In the context of Brexit planning, the emphasis placed by the Central Bank of Ireland (the "Central Bank") on ensuring that an applicant's "heart and mind" (or "substance") is located in Ireland is a key focus for attention. Although there is not a specific formula for meeting the "heart and mind" requirement, the clear message from the Central Bank is that the insurer established in Ireland must have a substantive presence here. Essentially, this means that the Central Bank will need to be satisfied that it is authorising an operation that will be run from Ireland and in a manner that will enable the Central Bank to supervise it effectively.
What does "substance" mean in practical terms?
It is important to remember that the Central Bank will examine each application for an insurance authorisation based on its own particular circumstances so there may be some degree of flexibility afforded on a case-by-case basis. In general, an applicant seeking to meet the Central Bank's "substance" expectations will (amongst other things) need to demonstrate that:
- a strong senior management team under the direction and oversight of the board of directors is located in the Irish head-office such that the business is run from Ireland i.e. the main decision-making in respect of the business is based in Ireland. There is no requirement for any particular individual to be resident in Ireland; however, ideally, key personnel would operate primarily out of Ireland.
- the level of staffing with relevant expertise and experience in the Irish head-office is appropriate to ensure that the particular risks that are associated with the applicant's business are governed, monitored, managed and mitigated by the authorised entity. In this regard, the Central Bank invites the applicant in its authorisation submission to determine what it considers to be adequate resourcing for the Irish head-office having regard for Solvency II requirements (including outsourcing).

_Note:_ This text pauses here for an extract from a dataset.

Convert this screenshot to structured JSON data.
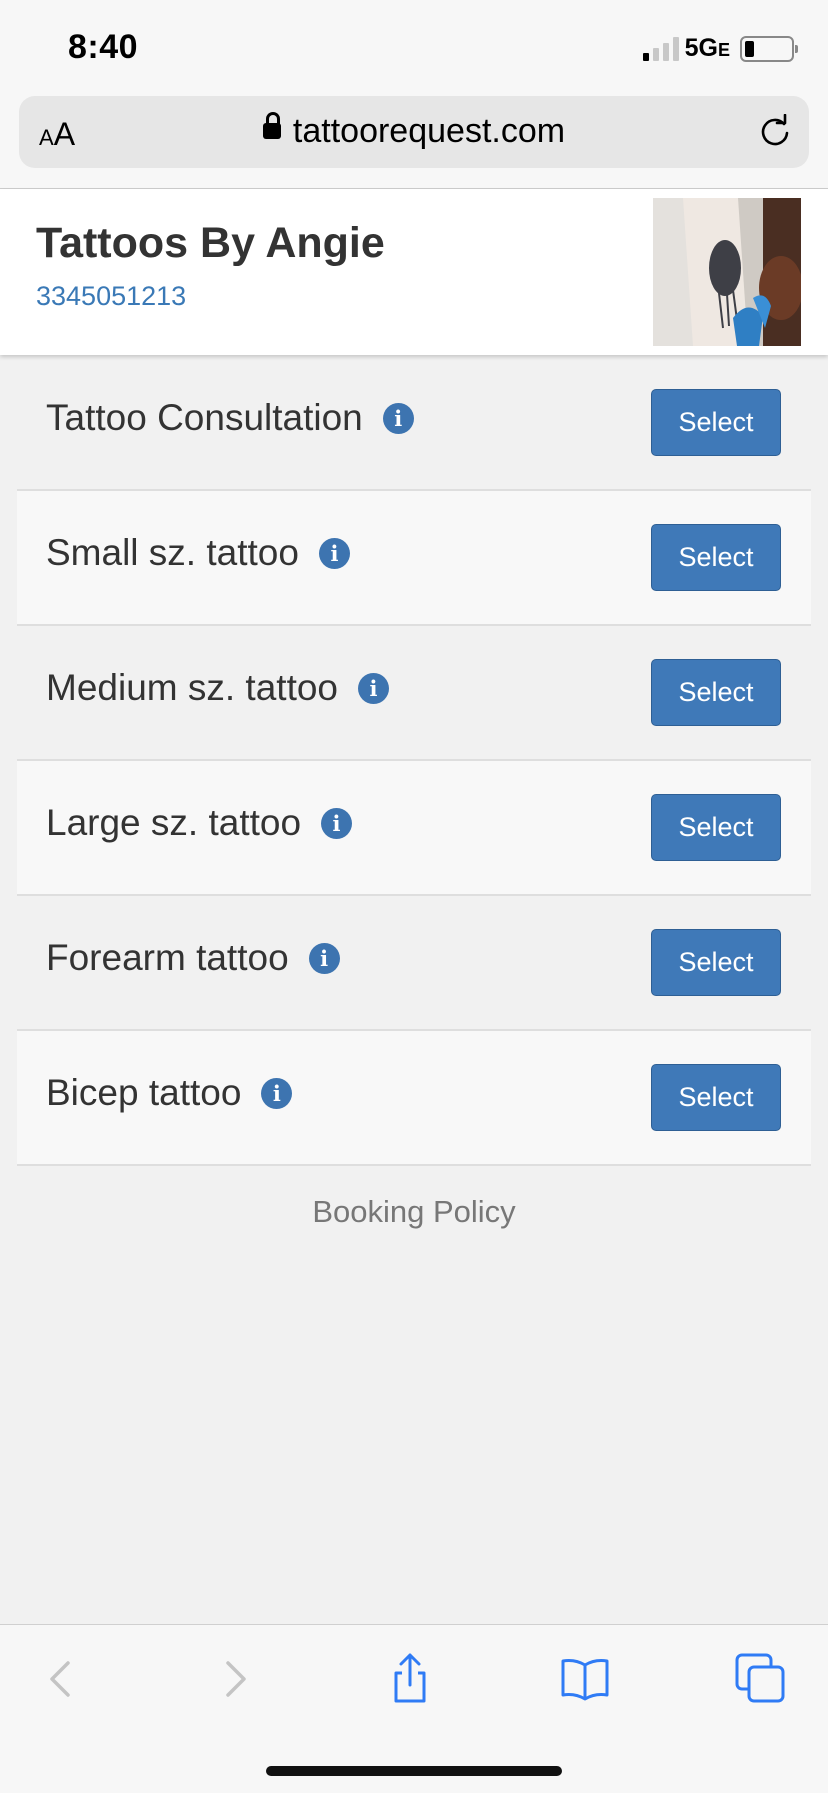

- the governance and reporting line structure ensures appropriate segregation of responsibilities and oversight of all activities taking particular account of Solvency II requirements and the Central Bank's Corporate Governance Requirements for Insurance Undertakings 2015. Depending on the business, there is a certain degree of flexibility in terms of how this can be achieved having regard to board committees, sub-committees or other matrix management structures.
An applicant will need to earmark responsibility for the four key functions under Solvency II, namely, the risk, compliance, internal audit and actuarial functions. To the extent that these functions are outsourced, the applicant must appoint an appropriate senior person internally who is responsible for oversight of the relevant outsourced provider.
In addition, the Central Bank's Corporate Governance Requirements for Insurance Undertakings 2015 state that the board of directors must have a minimum of five directors (which must include the CEO of the Irish entity). The majority of the board must be composed of group directors (i.e directors who are employees of the group but who are not executives of the Irish entity) or a combination of group directors and independent non-executive directors ("INEDs") provided that there is a minimum of two INEDs. The Central Bank places significant emphasis on INEDs as integral components of the board and committees in terms of ensuring independent oversight and challenge.
How much outsourcing is acceptable?
Achieving an appropriate balance between "substance" and "outsourcing" will be a key challenge for applicants and is likely to be an area of focus for the Central Bank in assessing an authorisation application. The Central Bank accepts that Solvency II envisages the outsourcing of a (re)insurer's activities as part of its business model but with the clear caveat that this does not mean the outsourcing of responsibility for those activities.
The Central Bank will focus on the level of expertise and seniority within the applicant entity to ensure effective oversight and management of the outsourcing is in place. In particular, recent regulatory enforcement activity has demonstrated that outsourcing can be the source of material risks to a business and, accordingly, the Central Bank will seek to ensure that it clearly understands how an applicant will manage and mitigate the risks involved.
In line with Solvency II, the Central Bank will allow some level of greater flexibility in the approach to intra-group outsourcing reliances.
Outsourcing under Solvency II
From a Solvency II perspective, it is important for applicants to identify what activities to be outsourced may be considered critical or important functions or activities ("CIFAs") and ensure that appropriate due diligence is carried out and documented when selecting a service provider. In all such cases, a written outsourcing agreement containing specific Solvency II requirements must be entered into with the service provider. In addition, an applicant intending to engage in outsourcing will need to put in place a written outsourcing policy (to be reviewed at least annually).
Many applicants wishing to retain back-office / support functions in the UK will need to ensure that an appropriate Solvency II compliant outsourcing agreement is in place between the UK-based entity and the new Irish entity. For instance, the Central Bank will expect all such agreements to contain a provision ensuring that it will have full and unrestricted access to all information relating to the outsourced activity as well as to the service provider's premises if an on-site inspection or audit is to be performed.
On an ongoing basis, a newly-authorised Irish insurer will need to be mindful of the Central Bank's guidance on the notification process for CIFAs under Solvency II if a decision is made to implement a new CIFA or materially change an existing one. Amongst other prescribed requirements, the Central Bank requires at least six weeks notice before the change takes effect. Significantly, the Central Bank has stated that outsourcing will continue to be a key theme in 2017 with a range of onsite reviews of third party service providers planned. The Central Bank's focus will be on governance risk and the inherent operational issues arising from outsourcing arrangements.